One album, one video and -- BAM! -- Panic! At the Disco was at the top (of the high school scene). Like Vegas brethren the Killers, Panic! plays a dancing version of post-punk with wry, ironic lyrics, lots of bounce, lots of jangle but not a lot of substance.

Perhaps the emo movement gave listeners too much of the emotionally heavy stuff and now the pendulum has swung the other way to fun little songs about nothing. But depth isn't everything and what Panic! lacks in profundity, it makes up in presentation.

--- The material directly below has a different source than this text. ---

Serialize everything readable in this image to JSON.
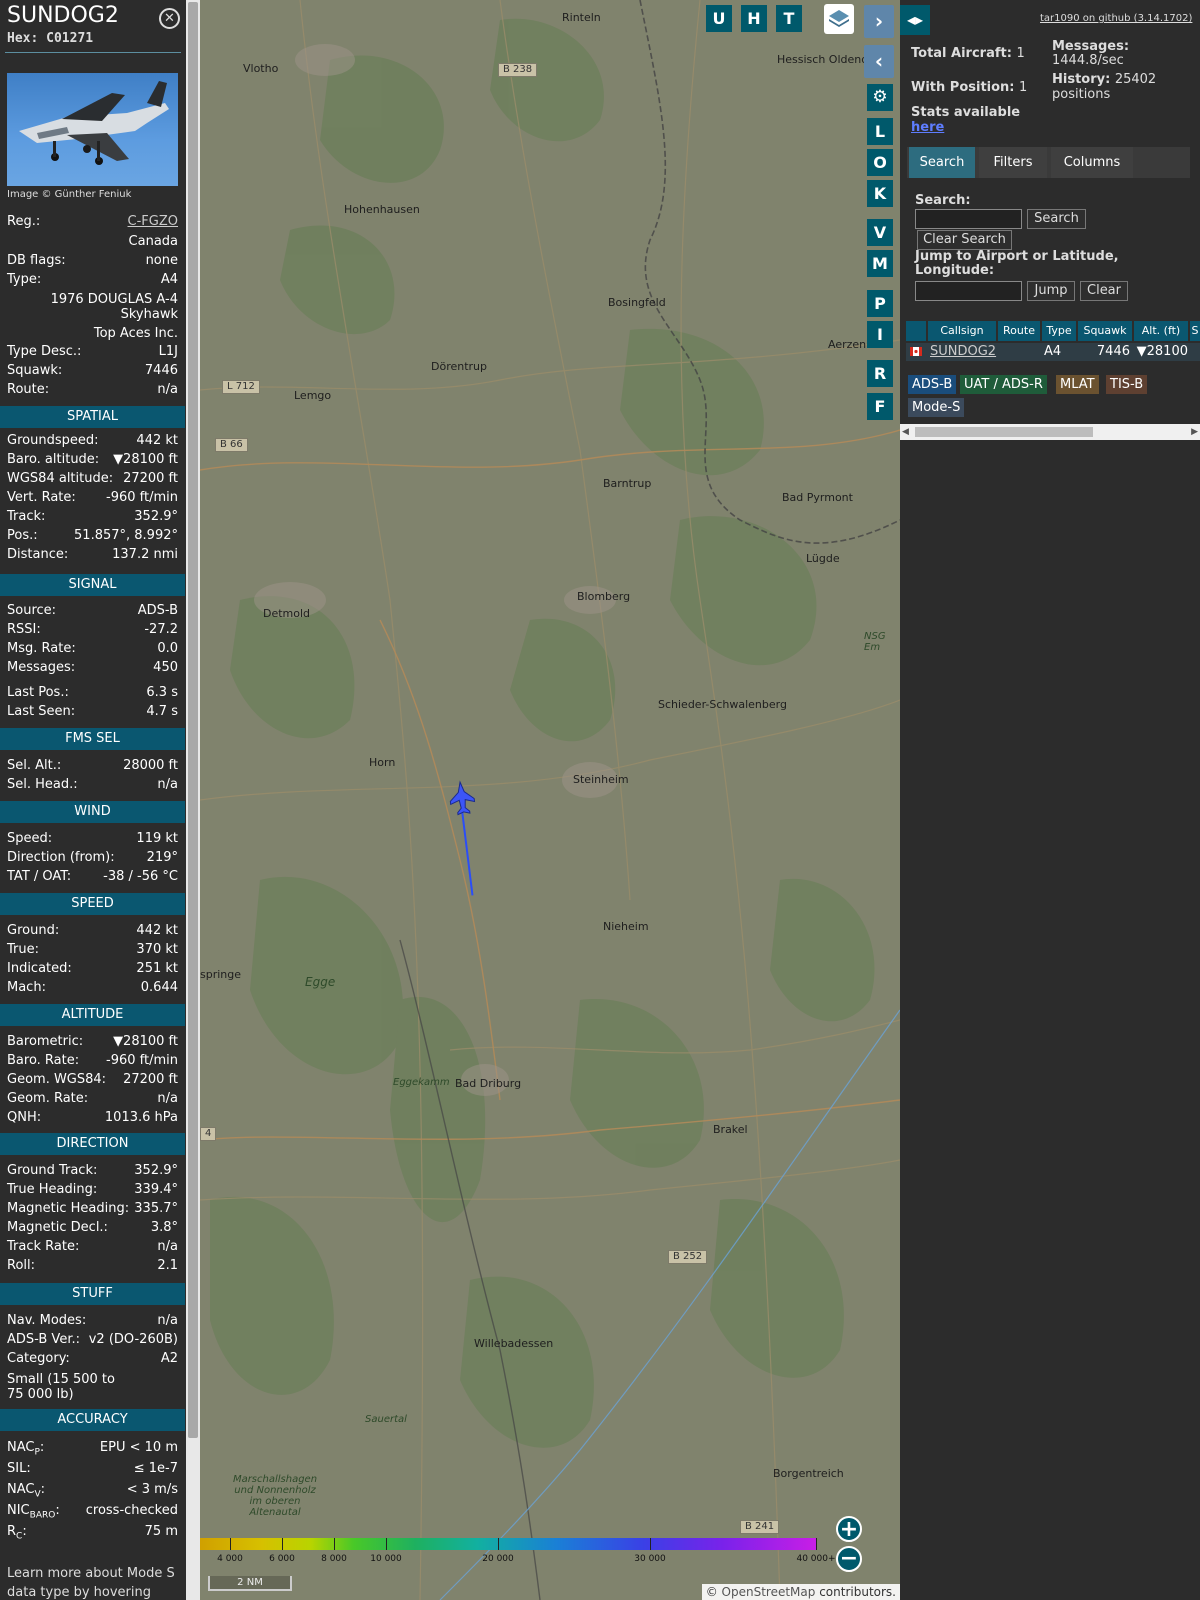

The "Nothing Rhymes With Circus" tour is one part rock show, one part cabaret and one part, well, circus replete with contortionists, ribbon twirlers, stilt walkers, mimes and four very sexy ladies who double as dancers, showgirls, nurses, brides, ballerinas. It all adds up to a charming spectacle that has little to do with the music, except that they both share a theatrical, flamboyant style.

It was fitting then that Panic! chose to cover a song from the band many consider the granddaddy of showmanship, shtick and extravagance: Queen. What's more is this band, whose eldest member only recently turned 21, did a damn fine job with "Killer Queen." While the rendition may not have blown any minds, it was a solid demonstration of ownership.

Frontman Brendon Urie, fully conscious that his voice will never match that of Freddie Mercury, decided to capitalize on the spirit of the song, as if to say, "Isn't this a great song? We love playing it."